Is the USA in decline?

Time to Start Thinking is a book destined to spark debate among liberals and conservatives alike. Drawing on his decades of exceptional journalism and his connections within Washington and around the world, Luce advances a carefully constructed and controversial argument, backed up by interviews with many of the key players in politics and business, that America is losing its pragmatism - and that the consequences of this may soon leave the country high and dry.

Luce turns his attention to a number of different key issues that are set to affect America’s position in the world order: the changing structure of the US economy, the continued polarization of American politics; the debilitating effect of the “permanent election campaign”; the challenges involved in the overhaul of the country’s public education system; and the health - or sickliness - of American innovation in technology and business. His conclusion, “An Exceptional Challenge” looks at America’s dwindling options in a world where the pace is increasingly being set elsewhere. While many Americans believe that their country can and should retain its status as a global superpower, Luce sees this as an increasingly unlikely scenario, unless Americans themselves can stand up against the country’s increasingly plutocratic character. America has bounced back successfully from the shocks of The Great Depression and the Soviet launch of Sputnik, but Luce wonders if the next crisis in American confidence may knock it off the top-dog position for good.

“Warning: this book could be a danger to your peace of mind. One of the finest journalists of our time, Ed Luce has crisscrossed the United States, trying to understand what ails the country and what must be done. His conclusions are highly disturbing - and may sometimes set your teeth on edge - but they are a “must read.” Once again, a visitor to these shores has written a masterful portrait of America.” - David Gergen, professor, Harvard Kennedy School; senior political analyst, CNN

In forming his views on America in 2012, Mr. Luce drew, first, on his own experience in trying to make sense of it for the Financial Times, where he is the chief U.S. columnist and former Washington bureau chief…
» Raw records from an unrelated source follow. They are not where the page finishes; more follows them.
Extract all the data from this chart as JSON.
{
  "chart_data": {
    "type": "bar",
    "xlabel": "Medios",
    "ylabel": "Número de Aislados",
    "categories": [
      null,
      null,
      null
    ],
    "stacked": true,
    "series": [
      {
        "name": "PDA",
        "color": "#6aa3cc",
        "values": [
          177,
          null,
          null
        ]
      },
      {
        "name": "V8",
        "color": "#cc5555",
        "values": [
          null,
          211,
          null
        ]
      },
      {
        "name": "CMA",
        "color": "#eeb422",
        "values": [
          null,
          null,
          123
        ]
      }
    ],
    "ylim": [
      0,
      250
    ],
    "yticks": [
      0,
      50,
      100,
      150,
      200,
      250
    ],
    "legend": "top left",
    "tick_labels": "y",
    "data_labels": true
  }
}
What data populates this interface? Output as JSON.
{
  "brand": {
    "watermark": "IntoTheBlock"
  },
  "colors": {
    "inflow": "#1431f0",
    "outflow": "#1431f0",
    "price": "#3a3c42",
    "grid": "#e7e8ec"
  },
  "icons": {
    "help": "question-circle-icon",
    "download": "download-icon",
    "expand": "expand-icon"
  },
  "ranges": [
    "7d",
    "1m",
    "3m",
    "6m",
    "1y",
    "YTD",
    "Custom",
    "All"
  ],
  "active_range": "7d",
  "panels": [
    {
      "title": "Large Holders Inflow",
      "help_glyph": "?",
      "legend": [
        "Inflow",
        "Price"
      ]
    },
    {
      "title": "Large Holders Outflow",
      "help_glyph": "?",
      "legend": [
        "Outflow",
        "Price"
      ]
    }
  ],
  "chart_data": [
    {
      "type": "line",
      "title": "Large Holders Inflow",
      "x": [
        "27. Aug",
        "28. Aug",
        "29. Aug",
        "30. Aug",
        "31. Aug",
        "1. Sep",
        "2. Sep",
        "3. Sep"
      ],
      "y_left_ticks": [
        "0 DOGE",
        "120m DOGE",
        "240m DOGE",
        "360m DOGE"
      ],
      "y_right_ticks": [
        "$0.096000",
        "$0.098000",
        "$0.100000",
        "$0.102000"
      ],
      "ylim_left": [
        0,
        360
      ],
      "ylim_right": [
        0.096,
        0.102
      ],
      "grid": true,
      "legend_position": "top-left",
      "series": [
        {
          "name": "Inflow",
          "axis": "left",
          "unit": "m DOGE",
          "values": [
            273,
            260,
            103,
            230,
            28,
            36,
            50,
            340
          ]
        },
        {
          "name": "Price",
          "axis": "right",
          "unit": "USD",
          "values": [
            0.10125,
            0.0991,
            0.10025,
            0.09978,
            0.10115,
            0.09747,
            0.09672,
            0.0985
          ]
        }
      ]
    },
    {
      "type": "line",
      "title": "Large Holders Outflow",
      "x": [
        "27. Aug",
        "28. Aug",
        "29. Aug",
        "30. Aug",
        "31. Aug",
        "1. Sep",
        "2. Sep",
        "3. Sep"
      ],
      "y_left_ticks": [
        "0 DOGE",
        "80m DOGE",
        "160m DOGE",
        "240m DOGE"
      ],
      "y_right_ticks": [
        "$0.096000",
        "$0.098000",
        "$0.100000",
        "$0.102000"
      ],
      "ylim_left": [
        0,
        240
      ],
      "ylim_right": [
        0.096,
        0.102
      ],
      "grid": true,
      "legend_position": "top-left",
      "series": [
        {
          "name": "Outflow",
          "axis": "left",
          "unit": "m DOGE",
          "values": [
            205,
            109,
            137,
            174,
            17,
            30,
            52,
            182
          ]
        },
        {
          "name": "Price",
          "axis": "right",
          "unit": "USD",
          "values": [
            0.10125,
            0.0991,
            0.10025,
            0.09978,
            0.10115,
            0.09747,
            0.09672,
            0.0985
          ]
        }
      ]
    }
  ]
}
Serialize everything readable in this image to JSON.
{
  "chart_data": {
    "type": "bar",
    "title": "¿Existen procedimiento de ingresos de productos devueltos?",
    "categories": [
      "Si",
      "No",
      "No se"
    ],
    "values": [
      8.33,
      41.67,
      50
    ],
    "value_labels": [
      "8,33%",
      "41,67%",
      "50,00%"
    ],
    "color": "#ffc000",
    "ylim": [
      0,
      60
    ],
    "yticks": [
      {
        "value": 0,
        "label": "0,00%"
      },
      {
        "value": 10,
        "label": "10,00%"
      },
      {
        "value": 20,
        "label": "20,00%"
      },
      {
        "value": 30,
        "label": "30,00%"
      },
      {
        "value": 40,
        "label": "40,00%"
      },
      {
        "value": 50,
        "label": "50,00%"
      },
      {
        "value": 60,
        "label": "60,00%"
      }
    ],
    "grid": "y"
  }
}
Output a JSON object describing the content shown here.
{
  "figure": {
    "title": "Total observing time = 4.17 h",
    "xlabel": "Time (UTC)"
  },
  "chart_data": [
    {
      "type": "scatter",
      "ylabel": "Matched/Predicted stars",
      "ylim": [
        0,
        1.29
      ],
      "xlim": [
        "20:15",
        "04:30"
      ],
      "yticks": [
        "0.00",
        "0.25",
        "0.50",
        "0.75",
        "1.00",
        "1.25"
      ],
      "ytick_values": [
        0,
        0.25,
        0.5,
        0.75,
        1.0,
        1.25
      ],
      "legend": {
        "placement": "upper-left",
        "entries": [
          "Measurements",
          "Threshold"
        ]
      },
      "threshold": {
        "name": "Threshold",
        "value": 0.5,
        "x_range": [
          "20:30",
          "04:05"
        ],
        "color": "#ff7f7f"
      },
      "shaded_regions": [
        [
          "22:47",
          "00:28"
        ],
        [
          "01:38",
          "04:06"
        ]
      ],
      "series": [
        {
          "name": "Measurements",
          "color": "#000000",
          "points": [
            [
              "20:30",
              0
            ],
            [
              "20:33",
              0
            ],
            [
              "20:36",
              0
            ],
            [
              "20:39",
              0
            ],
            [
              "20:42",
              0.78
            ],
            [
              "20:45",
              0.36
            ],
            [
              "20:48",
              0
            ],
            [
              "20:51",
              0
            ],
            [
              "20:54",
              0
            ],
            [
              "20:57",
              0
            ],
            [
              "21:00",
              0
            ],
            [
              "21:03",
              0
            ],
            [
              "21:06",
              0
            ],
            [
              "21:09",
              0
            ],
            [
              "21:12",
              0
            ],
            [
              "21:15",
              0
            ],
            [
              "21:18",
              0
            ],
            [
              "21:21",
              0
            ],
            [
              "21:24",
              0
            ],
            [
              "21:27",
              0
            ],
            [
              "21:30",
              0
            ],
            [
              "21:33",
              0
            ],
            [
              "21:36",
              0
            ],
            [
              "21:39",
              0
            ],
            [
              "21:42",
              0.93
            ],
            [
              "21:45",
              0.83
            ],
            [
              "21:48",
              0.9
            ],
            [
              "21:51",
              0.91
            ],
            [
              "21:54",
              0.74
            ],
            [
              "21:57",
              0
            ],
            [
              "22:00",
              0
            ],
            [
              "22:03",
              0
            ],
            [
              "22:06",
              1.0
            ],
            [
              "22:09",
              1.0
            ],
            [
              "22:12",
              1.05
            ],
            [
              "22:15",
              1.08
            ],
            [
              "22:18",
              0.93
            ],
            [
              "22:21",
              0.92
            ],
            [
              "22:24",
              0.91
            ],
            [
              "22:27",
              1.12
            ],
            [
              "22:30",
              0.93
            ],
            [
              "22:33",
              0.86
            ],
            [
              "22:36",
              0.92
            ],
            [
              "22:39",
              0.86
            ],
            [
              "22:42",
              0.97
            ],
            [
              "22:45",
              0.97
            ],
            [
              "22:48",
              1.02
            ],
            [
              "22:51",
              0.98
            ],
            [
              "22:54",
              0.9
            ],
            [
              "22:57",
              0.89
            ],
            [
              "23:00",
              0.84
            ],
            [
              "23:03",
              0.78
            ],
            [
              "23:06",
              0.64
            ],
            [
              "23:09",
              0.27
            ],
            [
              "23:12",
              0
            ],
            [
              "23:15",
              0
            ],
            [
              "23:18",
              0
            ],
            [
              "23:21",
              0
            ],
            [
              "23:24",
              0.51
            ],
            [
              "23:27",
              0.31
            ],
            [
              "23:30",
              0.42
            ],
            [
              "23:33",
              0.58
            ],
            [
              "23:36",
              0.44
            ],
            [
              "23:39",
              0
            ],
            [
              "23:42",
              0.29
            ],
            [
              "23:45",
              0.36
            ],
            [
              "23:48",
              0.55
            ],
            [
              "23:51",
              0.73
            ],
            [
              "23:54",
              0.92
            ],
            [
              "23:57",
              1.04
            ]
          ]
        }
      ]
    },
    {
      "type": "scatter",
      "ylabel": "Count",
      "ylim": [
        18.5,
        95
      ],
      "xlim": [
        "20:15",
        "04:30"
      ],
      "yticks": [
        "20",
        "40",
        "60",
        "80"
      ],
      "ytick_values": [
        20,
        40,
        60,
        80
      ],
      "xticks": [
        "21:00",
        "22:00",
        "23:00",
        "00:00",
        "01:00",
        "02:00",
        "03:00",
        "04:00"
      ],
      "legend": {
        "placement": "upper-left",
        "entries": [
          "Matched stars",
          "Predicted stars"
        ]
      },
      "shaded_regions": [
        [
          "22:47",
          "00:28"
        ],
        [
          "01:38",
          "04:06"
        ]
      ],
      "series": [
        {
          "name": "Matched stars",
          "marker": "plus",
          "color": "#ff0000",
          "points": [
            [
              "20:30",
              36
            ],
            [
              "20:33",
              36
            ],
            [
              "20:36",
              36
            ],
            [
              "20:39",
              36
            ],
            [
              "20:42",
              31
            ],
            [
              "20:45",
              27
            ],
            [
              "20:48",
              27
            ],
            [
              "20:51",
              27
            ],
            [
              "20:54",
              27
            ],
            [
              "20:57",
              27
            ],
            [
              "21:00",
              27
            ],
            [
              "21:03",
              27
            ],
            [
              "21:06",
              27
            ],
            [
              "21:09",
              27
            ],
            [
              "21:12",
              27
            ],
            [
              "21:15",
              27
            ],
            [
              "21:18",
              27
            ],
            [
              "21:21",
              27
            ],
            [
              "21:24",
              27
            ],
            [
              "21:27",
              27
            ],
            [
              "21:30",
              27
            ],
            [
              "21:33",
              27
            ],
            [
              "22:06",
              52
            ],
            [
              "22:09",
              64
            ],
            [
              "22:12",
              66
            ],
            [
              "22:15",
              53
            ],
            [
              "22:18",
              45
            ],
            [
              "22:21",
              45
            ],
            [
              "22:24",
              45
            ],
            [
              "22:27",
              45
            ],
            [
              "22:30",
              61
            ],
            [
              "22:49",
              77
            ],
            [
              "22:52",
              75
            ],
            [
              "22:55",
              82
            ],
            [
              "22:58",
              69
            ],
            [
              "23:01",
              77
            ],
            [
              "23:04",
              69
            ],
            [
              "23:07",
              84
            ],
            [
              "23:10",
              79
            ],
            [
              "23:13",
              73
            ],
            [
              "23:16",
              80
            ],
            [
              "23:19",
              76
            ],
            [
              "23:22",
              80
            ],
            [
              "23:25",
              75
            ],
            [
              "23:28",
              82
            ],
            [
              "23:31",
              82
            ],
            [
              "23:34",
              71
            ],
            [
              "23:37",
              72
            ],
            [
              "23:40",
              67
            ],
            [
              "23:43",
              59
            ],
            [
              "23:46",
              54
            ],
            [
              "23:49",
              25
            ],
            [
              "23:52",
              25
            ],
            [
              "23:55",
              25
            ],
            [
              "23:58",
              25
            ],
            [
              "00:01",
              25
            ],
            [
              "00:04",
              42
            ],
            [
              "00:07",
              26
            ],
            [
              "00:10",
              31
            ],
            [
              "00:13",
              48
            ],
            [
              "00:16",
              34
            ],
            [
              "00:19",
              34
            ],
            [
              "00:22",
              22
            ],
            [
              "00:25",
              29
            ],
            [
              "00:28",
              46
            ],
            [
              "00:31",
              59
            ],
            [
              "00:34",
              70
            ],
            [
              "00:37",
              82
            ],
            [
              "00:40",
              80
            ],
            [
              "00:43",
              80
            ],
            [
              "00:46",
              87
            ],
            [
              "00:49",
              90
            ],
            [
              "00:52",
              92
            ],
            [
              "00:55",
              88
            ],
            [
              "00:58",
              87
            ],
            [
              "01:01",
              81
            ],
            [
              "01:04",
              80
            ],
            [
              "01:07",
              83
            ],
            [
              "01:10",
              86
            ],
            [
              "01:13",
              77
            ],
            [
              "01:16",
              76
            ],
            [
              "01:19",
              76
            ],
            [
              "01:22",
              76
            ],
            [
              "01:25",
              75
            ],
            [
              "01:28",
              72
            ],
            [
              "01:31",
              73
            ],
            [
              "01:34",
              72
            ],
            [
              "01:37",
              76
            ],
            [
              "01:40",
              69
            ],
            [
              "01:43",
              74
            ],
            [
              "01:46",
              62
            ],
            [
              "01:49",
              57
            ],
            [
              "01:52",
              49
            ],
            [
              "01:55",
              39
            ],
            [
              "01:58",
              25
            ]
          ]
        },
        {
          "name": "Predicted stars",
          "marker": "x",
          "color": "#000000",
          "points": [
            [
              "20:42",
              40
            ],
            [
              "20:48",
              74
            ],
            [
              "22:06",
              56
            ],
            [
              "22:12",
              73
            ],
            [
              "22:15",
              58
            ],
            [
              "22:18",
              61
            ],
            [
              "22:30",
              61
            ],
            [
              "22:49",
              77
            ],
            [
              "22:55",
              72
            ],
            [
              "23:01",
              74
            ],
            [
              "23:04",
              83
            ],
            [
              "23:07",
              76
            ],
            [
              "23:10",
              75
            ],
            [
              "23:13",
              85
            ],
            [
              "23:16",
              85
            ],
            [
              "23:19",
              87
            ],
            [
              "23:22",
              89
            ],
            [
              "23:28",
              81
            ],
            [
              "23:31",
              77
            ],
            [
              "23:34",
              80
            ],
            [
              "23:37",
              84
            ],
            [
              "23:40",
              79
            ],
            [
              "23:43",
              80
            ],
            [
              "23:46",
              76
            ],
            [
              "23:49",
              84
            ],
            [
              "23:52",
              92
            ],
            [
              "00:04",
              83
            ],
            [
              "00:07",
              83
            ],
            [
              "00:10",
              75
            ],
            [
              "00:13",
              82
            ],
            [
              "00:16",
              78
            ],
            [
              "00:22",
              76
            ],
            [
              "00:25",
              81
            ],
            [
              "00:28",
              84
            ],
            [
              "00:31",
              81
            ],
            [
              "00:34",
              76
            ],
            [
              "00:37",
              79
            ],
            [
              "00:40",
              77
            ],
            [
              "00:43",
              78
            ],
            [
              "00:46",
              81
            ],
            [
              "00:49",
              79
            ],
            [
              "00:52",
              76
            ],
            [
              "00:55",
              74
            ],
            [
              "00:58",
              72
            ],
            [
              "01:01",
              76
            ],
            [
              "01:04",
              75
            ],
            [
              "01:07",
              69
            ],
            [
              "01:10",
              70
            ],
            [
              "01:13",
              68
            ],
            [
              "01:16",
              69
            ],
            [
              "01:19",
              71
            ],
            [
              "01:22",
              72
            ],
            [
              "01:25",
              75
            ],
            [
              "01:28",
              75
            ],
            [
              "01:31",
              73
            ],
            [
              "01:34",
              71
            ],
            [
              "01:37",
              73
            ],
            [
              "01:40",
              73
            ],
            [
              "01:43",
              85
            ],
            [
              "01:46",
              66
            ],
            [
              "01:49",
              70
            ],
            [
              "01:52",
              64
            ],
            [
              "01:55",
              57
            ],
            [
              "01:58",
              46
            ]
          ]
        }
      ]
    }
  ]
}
Mr. Luce puts his finger right on some obvious and less obvious problems, all the time pointing the way out of the swamp. He finds himself “skeptical about America’s ability to sharply reverse her fortunes,” but, sounding very FDRish, he says that America can restore its economic vitality through “shared sacrifice.”

It’s the “shared” part that, notably, he finds missing from the current equation. He notes that between 2002 and 2007, two-thirds of all financial growth went to the top 1 percent of the population. The top 1 out of 1,000 Americans received one-third of that growth. **America now shows the lowest rate of income mobility in the whole industrialized world. **So much for the Horatio Alger concept of starting at the bottom and climbing to the top, the experience of President Barack Obama to the contrary.

He says the miserable state of America’s education system is one source of that malady. California, the former laboratory of American innovation, now disburses $8,000 per child for education while spending $47,000 on each of its prisoners. One miserable result of the country’s misallocation of its resources is the figure of “economic participation,” the percentage of the population that is active in the U.S. economy. That fell from 64 percent in 2000 to 58 percent in 2011.

In innovation, an area that Mr. Luce points out as crucial, “the United States has given up the chase,” he says. The fossil fuel lobby controls Washington. The United States will have no high-speed rail network, unlike China. The United States spends a miserly 2.3 percent of its gross domestic product on infrastructure. (In Pennsylvania, think of the locks and dams, not to mention the bridges.)

The U.S. government, he says, “lacks agility.” He puts the principal blame on the Congress. It blocks presidential appointees, sponsoring gridlock. More than half of all U.S. government contracts are “no bid” crony affairs. The Food and Drug Administration averages 15 years to approve a new drug. The Senate is the worst, according to him. Its super majority rule – requiring 60 votes instead of a majority to pass a bill – is “the minority’s weapon of paralysis.” Paralysis is what America gets from the Congress, not problem-solving. American legislators’ “real business” now, he says, is “pre-empting any challenges to their incumbency.”

http://www.post-gazette.com/stories/ae/book-reviews/time-to-start-thinking-a-briton-sees-america-in-the-age-of-descent-629422/

Eric the Green, you’re violating our policy on material under copyright. It looks like you are just copying some of the promotional copy for the book in your OP, but in the second post you’ve used a large chunk of a Pittsburgh Post-Gazette article. I realize you were not trying to pass these off as your own work, but the quotes are much too large to qualify as fair use. Generally we ask that people not quote more than about a paragraph of a work that is under copyright. Since your first two posts here are almost entirely quotes, I’m closing this thread. You can start a new one discussing Luce and his ideas, but you have to post some of your own thoughts and not just promotion or encouragement to read the book.